SEO – Some Research Results and Statistics
Below, you’ll find some SEO research results and insights. We invite you to draw your own conclusions, though some of them might be pretty obvious in any case.
Further corroborating the general consensus about search behavior, a November 2005 discussion on www.webmasterworld.com quotes the following statistics:
16 % of Internet users only look at the first few search results
32 % will read through to the bottom of the first page - but not beyond.
Only 23 % of Internet searchers go beyond the second page ; that number drops even further for third-page searches.
Only 10.3 % of web users will actually read through the first three results pages.
Just 8.7 % tend to open more than three pages.
And Web Marketing and SEO expert Mike Moran (www.mikemoran.com) quotes extensive research to the effect that in average, searchers spend no more than 7 (!) seconds looking at a search result page. It goes without saying that during those 7 seconds only very high-ranking results will be given more than a fleeting glance. Powwwerpages' own research indicates that users spend closer to 13 - 16 seconds per page, but even that isn't a lot of time ! Either way, the above suggests that the average web searcher will scan the results, form his opinion very quickly, and then click on the links he likes without bothering to look further.
All this tells us: it’s hard to get a second chance.
The good news is that one can dramatically improve a web site ranking with smart, effective SEO. It’s never too late, and it can be done any time.
Further research highlights: only about 60 % of Internet searchers scroll below "the fold" (the part of the page that is below the bottom of the screen when first shown), according to Greg Edwards, the CTO of Eyetools (www.eyetools.com).
Users returning to a search, Greg said, do tend to look further down the search results page for more results, but even then the "above the fold results" will still get looked at (and clicked) with significantly higher frequency.
Other research arrives at even more sobering results by claiming that not only do many web searchers look just at the first search results page, but often consider only the top few listings on it.
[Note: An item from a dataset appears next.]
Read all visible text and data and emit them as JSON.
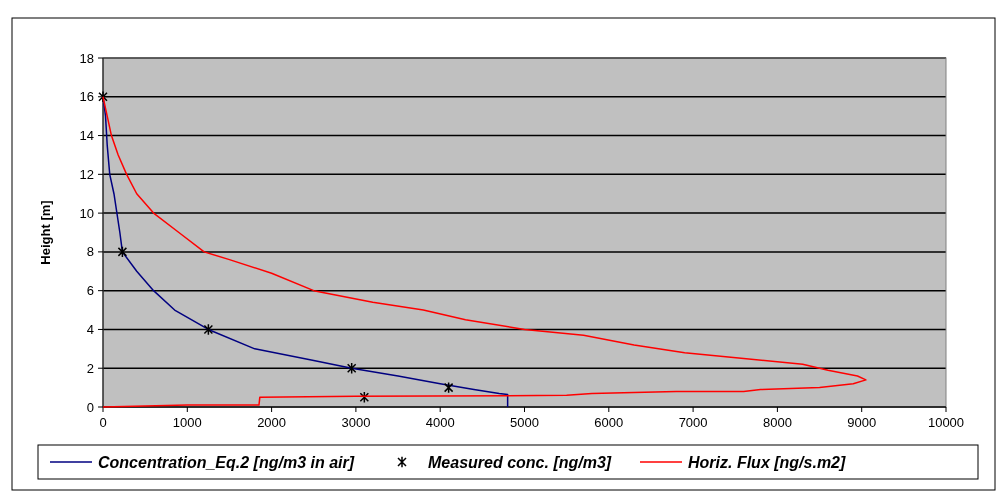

We don't think this is very likely, although it would support Mike Moran's 7 % hypothesis above. If true, this would suggest that even a Page 1, Number 7 or 8 ranking may not always be good enough - certainly food for thought, and perhaps reason for even more crowding on Page 1.
True, Jarvis Mak, at Nielsen/NetRatings (www.nielsen-netratings.com), notes that as users perform more and more searches within a session, they are more likely to look at a second page of search results, perhaps even a third page (the reason probably being that - not having immediately found satisfactory search results - they will give deeper and more extensive searches a chance). But that's as far as they'll usually go.
So it seems to us that the buck stops on page 3 – literally.